Le ferite e la condivisione
Il Signore sa che abbiamo bisogno di sentire la sua presenza e di
essere aiutati a riconoscerlo. Anche con i discepoli fa così, si fa
riconoscere e lo fa attraverso due modalità molto significative: le
ferite e la condivisione. Gesù mostra le sue ferite perché esse
raccontano l’amore che ha avuto per noi. Quelle ferite, come anche le
nostre, non sono inutili. Sono il segno di una storia d’amore. Gesù si
fa riconoscere come colui che ha sofferto per me.
Il secondo gesto è la condivisione, mangiare insieme.
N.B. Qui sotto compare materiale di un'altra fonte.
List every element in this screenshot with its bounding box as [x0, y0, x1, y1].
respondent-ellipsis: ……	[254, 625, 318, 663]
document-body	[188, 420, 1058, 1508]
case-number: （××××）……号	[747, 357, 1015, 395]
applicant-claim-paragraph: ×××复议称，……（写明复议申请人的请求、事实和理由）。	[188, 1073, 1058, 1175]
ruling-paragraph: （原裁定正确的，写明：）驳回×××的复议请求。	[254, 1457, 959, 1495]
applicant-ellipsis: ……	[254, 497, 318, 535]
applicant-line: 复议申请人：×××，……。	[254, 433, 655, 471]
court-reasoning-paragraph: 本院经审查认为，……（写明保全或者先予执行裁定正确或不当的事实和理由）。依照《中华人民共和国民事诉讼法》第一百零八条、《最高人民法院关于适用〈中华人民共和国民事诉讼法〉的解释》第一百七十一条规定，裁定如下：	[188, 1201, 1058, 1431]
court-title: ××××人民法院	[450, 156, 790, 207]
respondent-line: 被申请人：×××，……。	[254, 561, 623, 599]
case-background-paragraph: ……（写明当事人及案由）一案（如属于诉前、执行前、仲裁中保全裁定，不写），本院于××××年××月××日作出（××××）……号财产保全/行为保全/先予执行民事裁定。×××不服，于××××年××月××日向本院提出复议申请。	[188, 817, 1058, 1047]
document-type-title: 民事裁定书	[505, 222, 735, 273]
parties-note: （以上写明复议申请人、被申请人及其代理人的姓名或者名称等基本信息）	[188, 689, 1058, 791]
È il segno
della familiarità, ma soprattutto è un gesto che rimanda al Cenacolo, al
luogo dove abbiamo vissuto insieme e al luogo in cui Egli ha consegnato
il suo corpo e il suo sangue.
Quei due segni gettano luce sulla storia, aprono la mente, invitano a
rileggere quello che è accaduto. Certo, ci vuole tempo. Gesù invita i
discepoli a ricordare le parole che hanno ascoltato, il cammino che
hanno fatto insieme. Soprattutto i discepoli di ogni tempo sono invitati
a rileggere la passione di Gesù, la sua morte in croce e la sua
risurrezione.
Abbiamo bisogno di tempo, ma solo attraverso questo cammino, che
richiede tempo, possiamo diventare testimoni. Ed è proprio questo il
compito che Gesù vuole affidarci: raccontare quello che abbiamo vissuto.